Potentiometer wire of length \[1m\] is connected in series with \[490\Omega \] resistance and \[2V\] battery. If \[0.2mV/cm\] is the potential gradient, the resistance of the potentiometer wire is
A. \[4.9\Omega \]
B. \[7.9\Omega \]
C. \[5.9\Omega \]
D. \[6.9\Omega \]

Answer 1

Hint: The potential gradient is given. Use the relation between the potential gradient with the potential difference across the potentiometer and the length to find the potential difference.
We need to find the current from the given resistance and e.m.f of the battery.
The potential difference is the product of the current in the circuit and the resistance of the potentiometer.

Formula used:
The potential difference across the potentiometer, $P.D = K \times l$
$K$ is the potential gradient and $l$ is the length.
Again, $P.D = I \times {R_p}$
$I = $ the current flowing in the circuit and ${R_p}$ is the resistance of the potentiometer.
$I = \dfrac{E}{{R + {R_p}}}$
$E$ Is the voltage of the battery and $R$ is the external resistance.

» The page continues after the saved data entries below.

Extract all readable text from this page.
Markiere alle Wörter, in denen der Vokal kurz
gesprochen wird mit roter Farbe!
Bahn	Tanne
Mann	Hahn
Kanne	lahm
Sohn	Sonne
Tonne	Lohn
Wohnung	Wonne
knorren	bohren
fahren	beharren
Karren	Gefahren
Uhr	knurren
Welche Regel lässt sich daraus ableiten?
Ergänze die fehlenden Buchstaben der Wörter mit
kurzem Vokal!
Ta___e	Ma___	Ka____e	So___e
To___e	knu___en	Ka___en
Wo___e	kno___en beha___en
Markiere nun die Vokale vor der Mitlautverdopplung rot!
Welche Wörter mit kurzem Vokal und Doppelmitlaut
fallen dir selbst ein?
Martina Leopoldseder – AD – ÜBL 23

Complete step by step answer:
The above problem states that a potentiometer of length $l$ (given $l = 1m$ ), resistance say ${R_p}$, and the potential gradient $K$ (given $K = 0.2mV/cm$ is connected to an external resistance $R$ ( given $R = 490\Omega $ ) and a battery of voltage $E$ (given $E = 2V$ ).
We have to find the resistance of the potentiometer ${R_p}$.
The circuit looks like,

The potential difference across the potentiometer, $P.D = K \times l$
$K = 0.2mV/cm = 0.2 \times {10^{ - 3}}V/cm$
$l = 1m = 100cm$
$\therefore P.D = 0.2 \times {10^{ - 3}} \times 100 = 0.02V$
Again, $P.D = I \times {R_p}$
$I = $ the current flowing in the circuit
$I = \dfrac{E}{{R + {R_p}}} = \dfrac{{0.02}}{{490 + {R_p}}}$
$\therefore \dfrac{{2{R_p}}}{{490 + {R_p}}} = 0.02$ [ equating the values of P.D]
$ \Rightarrow \dfrac{{{R_p}}}{{490 + {R_p}}} = \dfrac{1}{{100}}$
$ \Rightarrow 100{R_p} = 490 + {R_p}$
$ \Rightarrow {R_p} = 4.94\Omega $
So the resistance of the potentiometer $ \Rightarrow {R_p} = 4.94\Omega $

Hence, the correct answer is option (A).

Note: The Potential drop per length of the wire of the potentiometer is called the potential gradient which is represented by, \[{\text{Potential Gradient }} = \dfrac{{{\text{Potential Difference}}}}{{{\text{length of wire}}}}\]
The Potential gradient depends on the strength of the current and the resistance of the wire. So if the current and the resistance is fixed for a particular circuit, the Potential gradient will be constant for that circuit.
The negative potential gradient is equal to the electric field intensity.